Médiapart - Macron confie les HLM aux maires et ouvre la porte à l’arbitraire

Juillet 2023, par Info santé sécu social

HABITAT ANALYSE

Après la révolte des quartiers, le chef de l’État a souhaité déléguer aux élus locaux l’attribution des logements sociaux. Un demi-tour sur le chemin de la mixité sociale : depuis des années, de nombreux maires se servent du levier locatif comme d’un instrument de clientélisme et de maintien de l’entre-soi.

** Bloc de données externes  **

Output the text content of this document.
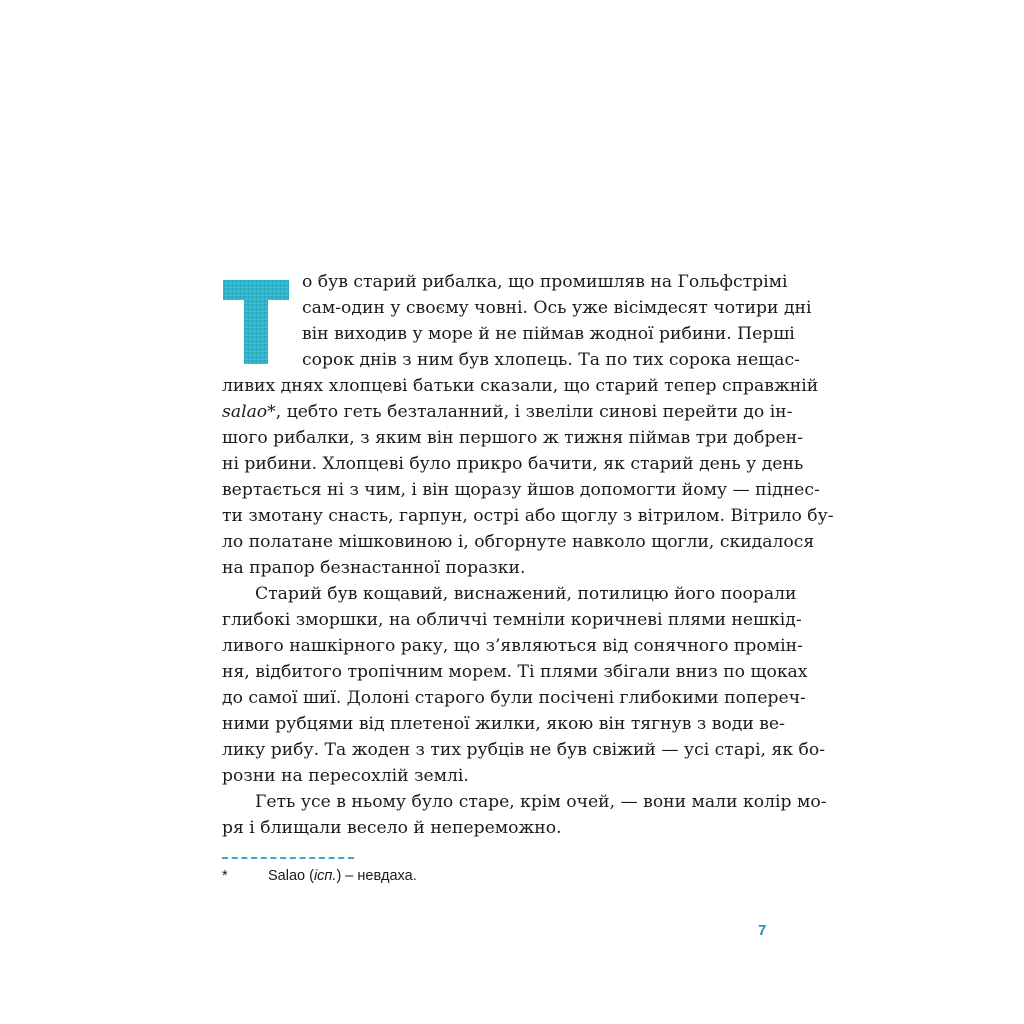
о був старий рибалка, що промишляв на Гольфстрімі
сам-один у своєму човні. Ось уже вісімдесят чотири дні
він виходив у море й не піймав жодної рибини. Перші
сорок днів з ним був хлопець. Та по тих сорока нещас-
ливих днях хлопцеві батьки сказали, що старий тепер справжній
salao*, цебто геть безталанний, і звеліли синові перейти до ін-
шого рибалки, з яким він першого ж тижня піймав три добрен-
ні рибини. Хлопцеві було прикро бачити, як старий день у день
вертається ні з чим, і він щоразу йшов допомогти йому — піднес-
ти змотану снасть, гарпун, острі або щоглу з вітрилом. Вітрило бу-
ло полатане мішковиною і, обгорнуте навколо щогли, скидалося
на прапор безнастанної поразки.
Старий був кощавий, виснажений, потилицю його поорали
глибокі зморшки, на обличчі темніли коричневі плями нешкід-
ливого нашкірного раку, що з’являються від сонячного промін-
ня, відбитого тропічним морем. Ті плями збігали вниз по щоках
до самої шиї. Долоні старого були посічені глибокими попереч-
ними рубцями від плетеної жилки, якою він тягнув з води ве-
лику рибу. Та жоден з тих рубців не був свіжий — усі старі, як бо-
розни на пересохлій землі.
Геть усе в ньому було старе, крім очей, — вони мали колір мо-
ря і блищали весело й непереможно.
*	Salao (ісп.) – невдаха.
7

Ilyes Ramdani et Faïza Zerouala
13 juillet 2023

DansDans les tuyaux depuis plusieurs mois, la mesure a été dégainée par Emmanuel Macron à la faveur des révoltes des quartiers populaires. Le président de la République a annoncé aux 220 maires qu’il recevait, le 4 juillet dernier à l’Élysée, sa volonté de « remettre dans leurs mains l’attribution des logements sociaux ». Le chantier est censé avancer « d’ici à la fin de l’été », indique l’entourage présidentiel, dans le cadre des solutions destinées à « éviter » une nouvelle flambée des banlieues.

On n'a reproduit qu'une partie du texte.